Trata-se de uma proposta de lei que, no respectivo preâmbulo, busca a justificação no facto de existirem inúmeros fogos habitacionais não colocados no mercado do arrendamento, pelo que visa, por um lado, satisfazer imperiosas e inadiáveis necessidades de habitação e, por outro lado, a remuneração de capitais investidos e (ou) a minoração de encargos financeiros contraídos perante instituições bancárias.
Assim, na sua dupla preocupação, a proposta de lei, de natureza especial e transitória, dirige-se à satisfação de necessidades essenciais.
Não o entende assim o PCP porquanto, em sua opinião, o regime especial de arrendamento urbano viola os artigos 13.º e 65.º da Constituição.
Recorde-se, aliás, que aquando da discussão na generalidade da proposta de lei n.º 77/111 já o PCP havia apresentado na Mesa da Assembleia da República um requerimento em que pedia a baixa imediata às Comissões de Equipamento Social e Ambiente e de Direitos, Liberdades e Garantias desta proposta de lei, na medida em que entendia que a proposta de lei n.º 101/III vinha tornar inviável a continuação do debate na generalidade da lei das rendas.
Do ponto de vista legislativo, o equívoco parece evidente e, do ponto de vista político, trata-se, numa segunda fase, de impedir ou travar a aprovação de medidas legislativas imperiosas, inadiáveis e profundamente justificadas.
Mas, afinal, haverá ou não inconstitucionalidade material da proposta de lei n.º 101/III? A nosso ver, manifestamente que não.
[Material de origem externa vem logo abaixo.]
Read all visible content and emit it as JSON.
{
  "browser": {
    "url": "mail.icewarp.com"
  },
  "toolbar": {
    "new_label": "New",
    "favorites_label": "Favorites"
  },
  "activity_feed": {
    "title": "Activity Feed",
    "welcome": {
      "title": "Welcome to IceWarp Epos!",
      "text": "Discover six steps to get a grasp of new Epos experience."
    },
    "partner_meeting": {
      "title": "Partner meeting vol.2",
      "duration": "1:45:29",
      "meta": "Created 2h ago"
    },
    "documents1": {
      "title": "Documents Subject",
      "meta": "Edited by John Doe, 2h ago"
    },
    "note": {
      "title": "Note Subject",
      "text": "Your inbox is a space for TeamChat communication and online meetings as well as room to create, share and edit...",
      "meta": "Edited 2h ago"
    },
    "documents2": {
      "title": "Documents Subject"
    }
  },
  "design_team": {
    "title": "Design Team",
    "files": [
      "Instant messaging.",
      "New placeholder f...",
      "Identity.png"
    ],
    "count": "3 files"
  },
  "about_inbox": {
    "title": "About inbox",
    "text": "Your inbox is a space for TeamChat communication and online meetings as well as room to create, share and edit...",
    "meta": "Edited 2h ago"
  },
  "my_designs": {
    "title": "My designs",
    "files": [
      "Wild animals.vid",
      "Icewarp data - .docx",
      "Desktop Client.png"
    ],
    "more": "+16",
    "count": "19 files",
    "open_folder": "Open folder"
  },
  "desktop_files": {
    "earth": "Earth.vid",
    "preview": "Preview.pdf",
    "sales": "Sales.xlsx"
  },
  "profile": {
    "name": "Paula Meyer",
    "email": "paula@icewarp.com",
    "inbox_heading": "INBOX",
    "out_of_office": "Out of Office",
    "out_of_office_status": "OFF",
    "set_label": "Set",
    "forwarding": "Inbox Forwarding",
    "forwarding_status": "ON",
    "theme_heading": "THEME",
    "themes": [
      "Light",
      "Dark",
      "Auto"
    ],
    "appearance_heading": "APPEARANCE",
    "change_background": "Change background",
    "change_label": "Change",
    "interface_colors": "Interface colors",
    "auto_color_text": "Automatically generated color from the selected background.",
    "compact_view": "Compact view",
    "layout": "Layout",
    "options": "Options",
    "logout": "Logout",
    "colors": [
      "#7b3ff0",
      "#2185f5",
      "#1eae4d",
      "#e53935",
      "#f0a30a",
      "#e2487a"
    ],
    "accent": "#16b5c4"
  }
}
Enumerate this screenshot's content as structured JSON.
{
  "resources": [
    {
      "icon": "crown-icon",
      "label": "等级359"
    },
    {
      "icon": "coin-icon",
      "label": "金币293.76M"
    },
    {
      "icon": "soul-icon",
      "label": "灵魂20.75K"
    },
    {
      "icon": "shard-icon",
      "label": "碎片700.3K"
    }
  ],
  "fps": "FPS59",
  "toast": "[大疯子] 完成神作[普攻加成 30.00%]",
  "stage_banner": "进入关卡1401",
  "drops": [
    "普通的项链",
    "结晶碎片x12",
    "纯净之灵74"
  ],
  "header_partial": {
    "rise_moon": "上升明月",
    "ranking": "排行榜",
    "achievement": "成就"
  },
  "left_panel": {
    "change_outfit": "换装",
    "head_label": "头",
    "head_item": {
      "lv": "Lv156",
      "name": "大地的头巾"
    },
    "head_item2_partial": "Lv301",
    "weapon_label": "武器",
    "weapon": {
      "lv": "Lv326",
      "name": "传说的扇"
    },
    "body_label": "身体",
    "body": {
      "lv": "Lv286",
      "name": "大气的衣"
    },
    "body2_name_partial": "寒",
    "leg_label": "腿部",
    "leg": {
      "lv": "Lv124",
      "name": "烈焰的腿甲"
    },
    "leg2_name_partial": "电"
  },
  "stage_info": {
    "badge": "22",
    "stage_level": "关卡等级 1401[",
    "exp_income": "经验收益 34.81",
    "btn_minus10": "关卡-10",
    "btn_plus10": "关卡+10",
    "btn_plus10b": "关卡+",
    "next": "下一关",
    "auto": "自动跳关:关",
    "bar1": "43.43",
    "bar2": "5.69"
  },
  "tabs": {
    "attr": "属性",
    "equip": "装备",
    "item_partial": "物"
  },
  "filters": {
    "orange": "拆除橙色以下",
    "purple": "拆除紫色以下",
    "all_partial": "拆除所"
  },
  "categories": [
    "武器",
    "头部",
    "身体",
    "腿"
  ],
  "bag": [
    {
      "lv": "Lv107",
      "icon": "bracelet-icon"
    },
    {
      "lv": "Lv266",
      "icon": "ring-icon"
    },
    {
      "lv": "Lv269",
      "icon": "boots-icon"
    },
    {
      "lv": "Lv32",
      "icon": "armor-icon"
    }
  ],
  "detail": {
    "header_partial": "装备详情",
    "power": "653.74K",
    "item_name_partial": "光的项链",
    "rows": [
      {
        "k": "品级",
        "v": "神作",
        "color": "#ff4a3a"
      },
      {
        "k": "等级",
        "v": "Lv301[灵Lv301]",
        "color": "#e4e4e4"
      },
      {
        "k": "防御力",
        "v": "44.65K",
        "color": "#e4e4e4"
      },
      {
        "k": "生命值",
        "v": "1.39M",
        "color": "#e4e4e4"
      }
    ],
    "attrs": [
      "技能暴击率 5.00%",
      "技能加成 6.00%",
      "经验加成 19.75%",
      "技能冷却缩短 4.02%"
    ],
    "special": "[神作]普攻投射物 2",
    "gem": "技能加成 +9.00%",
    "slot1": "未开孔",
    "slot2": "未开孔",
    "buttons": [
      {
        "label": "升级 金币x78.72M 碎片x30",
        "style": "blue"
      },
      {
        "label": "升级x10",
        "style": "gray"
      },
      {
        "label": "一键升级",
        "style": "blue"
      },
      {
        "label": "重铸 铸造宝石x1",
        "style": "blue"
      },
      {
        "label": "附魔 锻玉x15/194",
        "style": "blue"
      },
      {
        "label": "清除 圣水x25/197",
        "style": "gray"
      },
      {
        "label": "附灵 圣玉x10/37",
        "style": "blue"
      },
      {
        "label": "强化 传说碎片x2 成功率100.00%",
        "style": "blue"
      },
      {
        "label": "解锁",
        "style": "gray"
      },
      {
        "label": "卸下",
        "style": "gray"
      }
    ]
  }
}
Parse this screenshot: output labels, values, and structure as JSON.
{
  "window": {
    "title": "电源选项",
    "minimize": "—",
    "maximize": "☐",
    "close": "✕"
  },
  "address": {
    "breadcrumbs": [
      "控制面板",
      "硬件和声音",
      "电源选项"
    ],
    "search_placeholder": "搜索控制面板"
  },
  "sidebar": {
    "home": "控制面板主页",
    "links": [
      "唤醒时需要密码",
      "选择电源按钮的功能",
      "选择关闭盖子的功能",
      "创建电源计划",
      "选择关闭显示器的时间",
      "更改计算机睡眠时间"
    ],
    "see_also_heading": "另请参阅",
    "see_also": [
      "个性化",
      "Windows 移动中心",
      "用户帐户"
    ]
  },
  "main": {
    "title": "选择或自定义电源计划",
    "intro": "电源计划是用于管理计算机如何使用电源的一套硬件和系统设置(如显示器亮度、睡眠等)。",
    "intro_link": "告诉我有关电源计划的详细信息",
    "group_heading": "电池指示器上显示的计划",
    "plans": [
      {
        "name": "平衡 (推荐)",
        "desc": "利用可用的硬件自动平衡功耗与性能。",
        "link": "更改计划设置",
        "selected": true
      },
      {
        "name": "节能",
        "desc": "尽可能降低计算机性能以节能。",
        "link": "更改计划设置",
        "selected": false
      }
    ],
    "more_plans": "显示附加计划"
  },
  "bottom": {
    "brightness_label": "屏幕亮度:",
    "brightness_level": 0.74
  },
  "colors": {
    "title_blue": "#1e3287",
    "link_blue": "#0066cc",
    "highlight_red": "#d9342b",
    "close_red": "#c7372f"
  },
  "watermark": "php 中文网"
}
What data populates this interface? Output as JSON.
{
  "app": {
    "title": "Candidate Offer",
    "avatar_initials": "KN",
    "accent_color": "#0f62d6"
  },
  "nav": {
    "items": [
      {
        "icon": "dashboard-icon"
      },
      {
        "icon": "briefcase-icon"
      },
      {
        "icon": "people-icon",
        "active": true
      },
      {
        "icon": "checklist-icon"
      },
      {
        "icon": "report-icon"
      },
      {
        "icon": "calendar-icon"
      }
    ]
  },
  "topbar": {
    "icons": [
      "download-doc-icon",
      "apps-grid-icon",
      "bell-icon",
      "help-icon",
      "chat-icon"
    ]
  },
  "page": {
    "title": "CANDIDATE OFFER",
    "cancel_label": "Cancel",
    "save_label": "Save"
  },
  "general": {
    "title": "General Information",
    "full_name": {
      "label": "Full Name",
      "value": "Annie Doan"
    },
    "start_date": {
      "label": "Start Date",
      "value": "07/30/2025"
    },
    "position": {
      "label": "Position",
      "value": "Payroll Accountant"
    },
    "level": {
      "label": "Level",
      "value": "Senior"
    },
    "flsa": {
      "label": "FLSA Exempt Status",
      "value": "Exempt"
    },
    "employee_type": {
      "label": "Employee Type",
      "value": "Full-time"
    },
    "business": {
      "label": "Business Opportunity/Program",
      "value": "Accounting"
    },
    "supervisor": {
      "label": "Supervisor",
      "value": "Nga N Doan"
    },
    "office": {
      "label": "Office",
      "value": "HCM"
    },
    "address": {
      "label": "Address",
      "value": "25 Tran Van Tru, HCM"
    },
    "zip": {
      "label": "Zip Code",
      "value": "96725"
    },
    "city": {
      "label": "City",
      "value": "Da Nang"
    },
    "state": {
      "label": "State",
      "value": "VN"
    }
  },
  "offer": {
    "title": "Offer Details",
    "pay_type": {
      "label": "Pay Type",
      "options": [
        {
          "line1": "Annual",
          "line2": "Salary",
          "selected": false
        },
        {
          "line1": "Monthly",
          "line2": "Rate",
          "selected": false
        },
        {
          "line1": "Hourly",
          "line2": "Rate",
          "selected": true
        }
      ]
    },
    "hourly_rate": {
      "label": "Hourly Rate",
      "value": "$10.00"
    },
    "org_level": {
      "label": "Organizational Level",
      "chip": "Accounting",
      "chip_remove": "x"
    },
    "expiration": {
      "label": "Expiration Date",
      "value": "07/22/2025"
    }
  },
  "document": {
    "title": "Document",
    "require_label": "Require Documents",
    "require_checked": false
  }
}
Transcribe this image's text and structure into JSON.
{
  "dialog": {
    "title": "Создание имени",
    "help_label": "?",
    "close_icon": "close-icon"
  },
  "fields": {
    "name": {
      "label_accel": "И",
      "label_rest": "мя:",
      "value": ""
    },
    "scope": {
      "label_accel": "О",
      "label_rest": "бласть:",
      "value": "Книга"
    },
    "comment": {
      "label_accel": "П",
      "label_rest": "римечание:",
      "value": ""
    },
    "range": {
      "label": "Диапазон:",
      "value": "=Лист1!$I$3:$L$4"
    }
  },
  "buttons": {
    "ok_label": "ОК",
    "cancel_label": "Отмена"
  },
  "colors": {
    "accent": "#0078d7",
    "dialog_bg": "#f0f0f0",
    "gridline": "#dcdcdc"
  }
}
Designadamente, não se vê como possam ter sido violados os artigos 13.º e 65.º referidos no recurso interposto pelo PCP. Trata-se, no primeiro caso, do princípio da igualdade e, no segundo, do direito à habitação.
O princípio da igualdade consagrado no artigo 13.º não tende a considerar iguais os homens e as situações jurídicas; tende, sim, a proporcionar aos cidadãos os mesmos meios políticos, económicos e sociais para exercerem os seus direitos. Ou seja: tende a reconhecer aos cidadãos uma igual dignidade social. E a verdade é que o regime especial ora proposto não se dirige a uma parte dos cidadãos mas à sua generalidade, não os discrimina, portanto, em nenhum aspecto entre os vários considerados no artigo 13.º da Constituição da República.
Daí que a eventual aprovação da proposta de lei não os diferencie naquilo que possa considerar-se a dimensão liberal, a dimensão democrática ou a dimensão social do princípio da igualdade, já que o regime especial de inquilinato propende à igualdade na aplicação do direito e abre caminho a soluções sociais que, de outro modo ou seja, com os fogos fora do mercado de arrendamento -, não seriam concretizáveis.
Abro um parêntesis para perguntar como é que é possível entender que a proposta de lei n.º 101/III possa vir a ofender direitos que estão consagrados na Constituição, designadamente o direito à habitação, quando com esta proposta de lei o que o Governo pretende é, pura e simplesmente, colocar no mercado da habitação algumas dezenas de milhares de fogos, em princípio vocacionado para o mercado imobiliário e que, de outra forma, não seriam colocados no mercado da habitação.
Digamos que o recurso do PCP pretende impedir o arrendamento de habitações devolutas ou, o que seria bem pior, fixar a regra económica e social de que o cidadão que constrói não pode vender, mas é obrigado a arrendar.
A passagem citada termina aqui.